We tiptoed down the stairs, and when we got to the bottom I put my arms around Ruby and whispered, “Aren't we lucky?”
“I was just thinking the same thing,” she whispered back.
And then I kissed her, and we both stood there for a few moments, arms around each other, the same thought in our minds: how lucky we were, and how warm and safe the house was, and how glad we were to be in it.
Chapter Fifteen
2005
HISTORY REPEATED ITSELF AS I BEGAN SENDING MY BOOK TO PUBLISHERS: Each time it was returned with the familiar polite note of rejection. In the post office, however, I was something of a celebrity. The clerk who waited on me the first time I came there to send the book out, a tall, curly-haired fellow with a cheerful manner, asked what the package contained in order to determine the cost of shipping, and when I told him it was a book I had written, his eyes widened.
“Are you a writer?” he asked.
I nodded. I was a writer, wasn't I?
“Wow!” he said. “I've never met a writer before. I always wanted to be a writer.”
I had met others like him before, people who wanted to be writers but somehow never got around to writing. The postal business was f
orgotten as we chatted away, with a line of customers waiting impatiently behind me. He told me about himself. He'd been a post office clerk for fifteen years. He was married. He had four children. He'd always sworn he'd quit his job and just write. But he'd stuck it out, and here he was, liking his work really, liking the customers and being liked by them, and not suffering too much from unrequited ambition.
I spoke more sparingly about myself, but I did tell him that I had once worked in the post office in Chicago and had written a story about my post office experiences, and the story had been published in a magazine called The Anvil about a million years ago. And once he knew that, he was stunned with admiration and wanted to read the story.

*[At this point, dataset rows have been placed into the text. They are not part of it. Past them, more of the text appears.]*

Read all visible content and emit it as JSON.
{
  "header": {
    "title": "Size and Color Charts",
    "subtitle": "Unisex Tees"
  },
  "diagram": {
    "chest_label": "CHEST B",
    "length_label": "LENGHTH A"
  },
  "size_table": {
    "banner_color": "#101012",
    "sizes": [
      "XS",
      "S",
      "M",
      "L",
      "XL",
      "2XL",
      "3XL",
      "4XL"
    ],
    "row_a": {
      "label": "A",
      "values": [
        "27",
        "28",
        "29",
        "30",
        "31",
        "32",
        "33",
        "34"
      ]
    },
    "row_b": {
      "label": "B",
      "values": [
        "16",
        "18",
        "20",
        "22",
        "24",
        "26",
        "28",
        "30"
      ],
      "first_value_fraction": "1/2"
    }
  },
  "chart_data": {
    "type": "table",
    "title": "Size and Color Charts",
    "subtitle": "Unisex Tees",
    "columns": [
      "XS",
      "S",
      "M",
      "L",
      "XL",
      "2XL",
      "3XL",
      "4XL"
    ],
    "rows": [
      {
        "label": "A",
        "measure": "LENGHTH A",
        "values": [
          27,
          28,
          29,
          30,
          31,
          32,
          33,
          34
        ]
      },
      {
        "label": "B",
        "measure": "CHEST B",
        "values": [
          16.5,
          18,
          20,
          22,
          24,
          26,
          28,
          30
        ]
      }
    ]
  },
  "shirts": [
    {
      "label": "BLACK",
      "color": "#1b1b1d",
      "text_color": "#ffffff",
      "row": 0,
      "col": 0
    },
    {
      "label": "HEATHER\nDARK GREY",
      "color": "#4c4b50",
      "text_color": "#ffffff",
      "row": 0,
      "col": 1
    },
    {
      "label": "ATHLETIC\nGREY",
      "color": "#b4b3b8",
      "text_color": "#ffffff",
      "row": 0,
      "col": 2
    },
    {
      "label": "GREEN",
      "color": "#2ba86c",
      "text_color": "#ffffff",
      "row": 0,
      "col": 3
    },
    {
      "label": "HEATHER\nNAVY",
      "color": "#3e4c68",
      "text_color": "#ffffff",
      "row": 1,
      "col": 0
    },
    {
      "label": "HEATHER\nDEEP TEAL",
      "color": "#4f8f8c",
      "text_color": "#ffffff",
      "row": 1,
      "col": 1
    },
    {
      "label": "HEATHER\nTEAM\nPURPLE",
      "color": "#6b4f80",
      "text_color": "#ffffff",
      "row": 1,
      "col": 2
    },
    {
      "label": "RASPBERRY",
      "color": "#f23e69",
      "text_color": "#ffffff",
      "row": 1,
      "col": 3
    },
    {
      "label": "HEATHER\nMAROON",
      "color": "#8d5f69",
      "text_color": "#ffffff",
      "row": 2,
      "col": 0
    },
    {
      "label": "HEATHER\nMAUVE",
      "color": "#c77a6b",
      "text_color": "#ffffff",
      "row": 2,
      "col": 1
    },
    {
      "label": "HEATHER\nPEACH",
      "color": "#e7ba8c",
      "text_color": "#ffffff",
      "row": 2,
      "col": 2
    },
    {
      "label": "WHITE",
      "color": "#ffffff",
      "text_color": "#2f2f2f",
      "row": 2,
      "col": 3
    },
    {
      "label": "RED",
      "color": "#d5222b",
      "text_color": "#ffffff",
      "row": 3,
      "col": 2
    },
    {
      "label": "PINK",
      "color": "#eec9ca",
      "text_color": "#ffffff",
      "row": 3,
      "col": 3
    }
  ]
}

“Wow!” he kept saying. “Imagine that! Imagine writing a story about the post office! Imagine being published in a magazine. Wow!” He was so excited about it he insisted on telling his fellow clerks about it, and they were all impressed.
He begged me to bring the magazine in the next time I came, and I did. The Anvil, one of the more prominent little magazines of the 1930s, had long since ceased publication, and the copy I had, which also featured a story by Nelson Algren, was in a crumbly state, its pages turned yellow, but I gave it to him anyway, and I must say he took good care of it, and so did the others to whom he passed it on, and eventually it was returned to me in no worse condition than what it had been before.
But after seeing my name in print, the clerk was doubly excited about my being an author, and so were all the others, and from that time on I was treated as a celebrity. Whenever I came in with a book to mail there were respectful greetings, and my curly-haired friend hurried to be the one to wait on me and to talk about my latest achievement as a writer.